By not ruling out a possible run, Jindal took a step further than he did previously. Until now, he firmly told the media that he has the job he wants. His political adviser, Timmy Teepell, told reporters in the past that Jindal - who cannot seek a third consecutive term - might sit out for four years and then run for governor again.
Heading “America Next” as executive director is Jill Neunaber. Neunaber’s most recent job was helming Massachusetts investor Gabriel Gomez’s unsuccessful attempt to replace Secretary of State John Kerry in the U.S. Senate. She also worked on Romney’s presidential campaign.
Neunaber tweeted Wednesday that she is thrilled to be helping Jindal “win war of ideas.”
On America Next’s website — http://americanxt.org/ — the governor is listed as the honorary chairman. A sample quote in his introductory letter: “Margaret Thatcher famously contended that first we must win the war of ideas, after that we can win the election.”
Jindal said he plans to raise money for the organization’s expenses, not explaining where the startup costs came from to launch a website and hire staff. In addition to Neunaber, the governor’s longtime political adviser Curt Anderson of OnMessage Inc., will help the organization.
The governor said he plans to bring in employees from across the U.S., reaching out beyond Washington, D.C.
Anderson said his contribution will be to keep up with the smart people involved, including Jindal.
“This thing is in its infancy right now. I figure we will spread these policy prescriptions on the interwebs and any other way we can,” Anderson said, adding that the nonprofit will not be involved in elections.

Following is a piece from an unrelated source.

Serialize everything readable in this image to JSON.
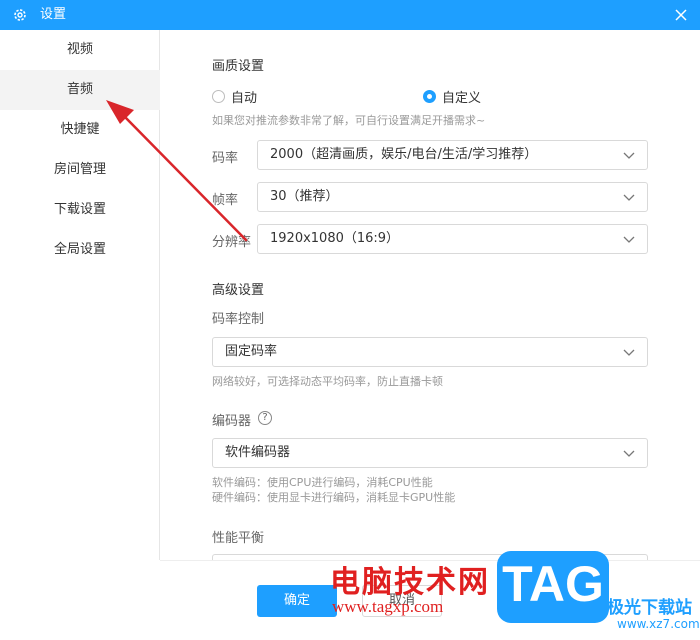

Former Gov. Buddy Roemer, who recently ran for president, said it is clear to him that Jindal’s nonprofit is a step toward running for the White House. Roemer said he does not know why else Jindal would launch the organization.
“It’s one way and, frankly, a very bright way of doing that. For example, I’ve seen no Republican alternative to Obamacare. I hear the criticism, and I agree with a lot of it, but what’s your alternative?” Roemer said.
Jindal has been a vocal critic of Obamacare. Citing long-term costs, he rejected the federal Medicaid expansion that could enroll up to 400,000 additional state residents. Medicaid provides health insurance to the poor and uninsured, mainly children, the elderly, pregnant women and the disabled.
The governor said he wants to develop detailed policies that go beyond 30-second ads and bumper stickers. He said ideas will be spread through speeches, Capitol Hill testimony and policy guides.
“Conservatives have been great about talking about what we don’t like ... Where I think we need to be more aggressive is providing a conservative alternative,” Jindal said.